Mengutip dari laman Badan Pengkajian Teknologi Pertanian (BPTP) Jambi, keistimewaan Nanas Tangkit, selain rasa manis adalah kemampuan adaptasinya di lahan gambut. Perbaikan teknik budi daya dan pemasaran yang tepat akan meningkatkan kualitas dan nilai jual.

Salah satu perbaikan teknologi budi daya yang diterapkan melalui kegiatan Bioindustri Nanas-Sapi adalah pengaturan jarak tanam untuk meningkatkan produktivitas, yaitu Legowo 3:1 (jarak antar baris 80 cm dan terdapat 3 tanaman pada masing-masing baris).

Sejumlah industri rumah tangga telah berdiri di kawasan itu yang dikelola warga setempat dengan jenis produksi dodol nanas, dodol nanas goreng, selai nanas, keripik nanas, wajik nanas, sale nanas, dan beberapa varian produk lainnya.

Produk itu bisa dijumpai di sejumlah pusat penjualan oleh-oleh dan swalayan dan supermarket yang ada di Kota Jambi dan sekitarnya.

Wisata Edukasi

Nanas Tangkit kini sudah menjadi salah satu keunggulan dan komoditas kebanggaan Provinsi Jambi, bahkan dengan jenis nanasnya yang unggul dan dipasarkan ke seantero Sumatera itu menjadi salah satu ikon di sektor pertanian daerah itu.

Karena keunggulan dan mayoritas warga desanya yang bertanam nanasa, desa ini dijuluki "Desa Emas Sejuta Nanas" yang menjadi sentra terbesar budi daya nanas.

Desa tersebut terletak sekitar 15 kilometer dari Kota Jambi, yang bisa ditempuh dengan perjalanan selama 20 hingga 30 menit. Bila jalannya mulus, mungkin bisa lebih cepat. Hanya saja saat ini beberapa ruas jalan menuju desa itu rusak, lapisan aspalnya terkelupas sehingga pengendara harus mengurangi kecepatan kendaraanya.

Kawasan tersebut dikembangkan dengan swadaya masyarakat dan sebagian besar desa itu dihuni warga keturunan suku Bugis yang berasal dari Sulawesi Selatan.
Desa tersebut ke depan sangat potensi menjadi salah satu kawasan wisata edukasi atau pendidikan bagi masyarakat, sekaligus juga menjadi tujuan wisata keluarga.

Tugu Nanas merupakan salah satu daya tarik yang akan menyambut kehadiran pengunjung yang masuk ke desa itu. Tugu itu menjadi maskot dan kebanggaan bagi masyarakat di desa itu.

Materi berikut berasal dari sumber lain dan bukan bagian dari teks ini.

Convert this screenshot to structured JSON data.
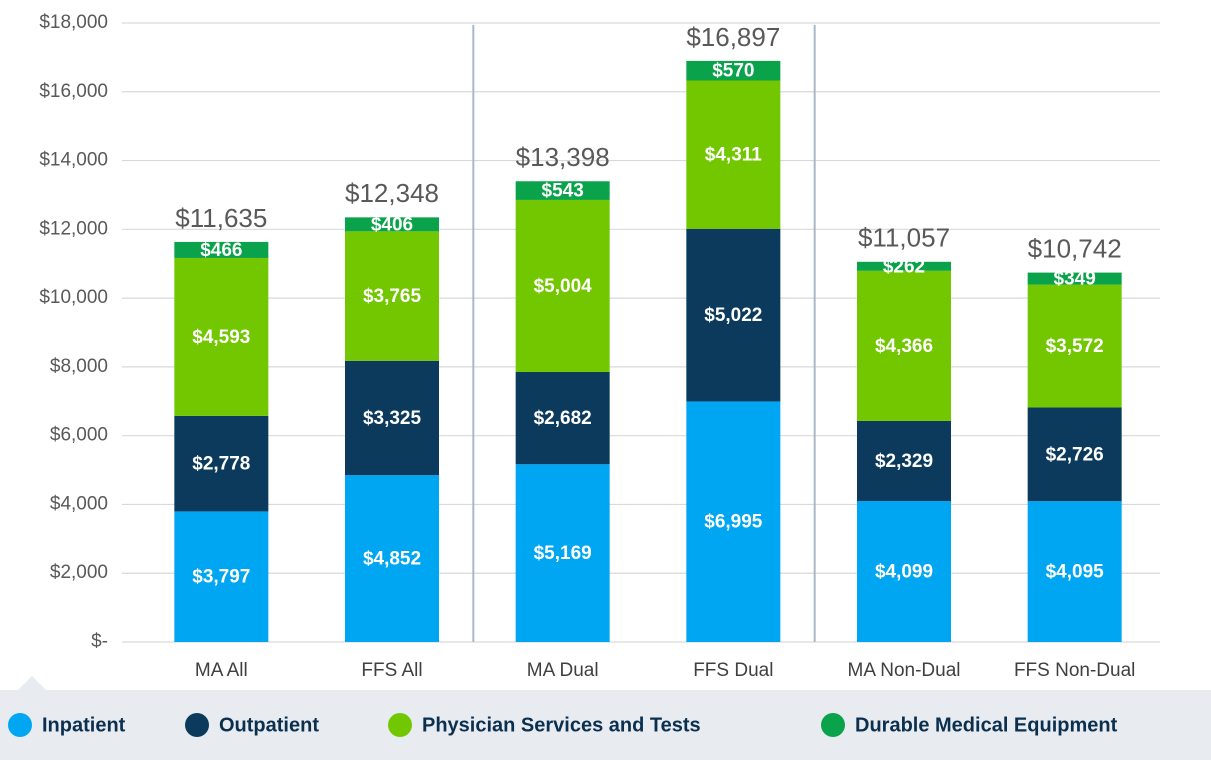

Pengunjung bisa menyusuri kebun-kebun nanas yang terhampar di desa itu. Melihat petani menanam nanas bila datang saat musim tanam, atau menyaksikan petani memanen nanas pada petang hari. Istimewanya nanas di sana tidak mengenal musim.

Kementerian Perdagangan RI melalui akun media sosialnya juga memberi perhatian besar terhadap potensi besar sentra nanas Tangkit Baru tersebut, dan menyebutkan Jambi merupakan salah satu dan masuk ke dalam lima besar produsen nanas di Indonesia.

Mereka menuliskan, "Kita bisa memodernkan pangan lokal kita menjadi suatu yang bisa diterima secara populer di pasar global".

Khusus yang ingin lebih dekat mengenal Desa Tangkit Baru, sentra nanas terbesar di Provinsi Jambi, bisa menelusuri di internet melalui hppt://www.tangkit-baru.blogspot.com

Di halaman blog tersebut bisa mengenal profil Desa Tangkit Baru, industri rumah tangga, lembaga adat, dan tokoh serta pejuang asal desa itu.

Kunjungan wisata edukasi selain menelusuri luasnya area perkebunan nanas, juga bisa mengunjungi sejumlah industri rumah tangga yang mengolah berbagai produk berbahan baku nanas.

Beberapa industri rumah tangga di desa itu seperti dikutip dari blog Tangkit Baru antara lain Yusra, Jaya Inda, Malakue, Masagena, Tuli Mario, Boccoe Selai Nanas Goreng.

Seperti pada Sabtu siang, belasan pelajar sekolah dasar melakukan kunjungan ke industri rumah tangga Jaya Indah yang terletak tidak jauh dari Tugu Nenas, ikon kebanggaan warga desa itu.

Desa Tangkit Baru, merupakan kawasan khas, potret keberhasilan pengembangan kawasan lahan gambut melalui komoditas pertanian. Tak hanya dalam pengembangan tanaman nanas, Tangkit Baru juga penghasil ikan patin di Jambi yang juga melalui pengembangan kolam di lahan gambut.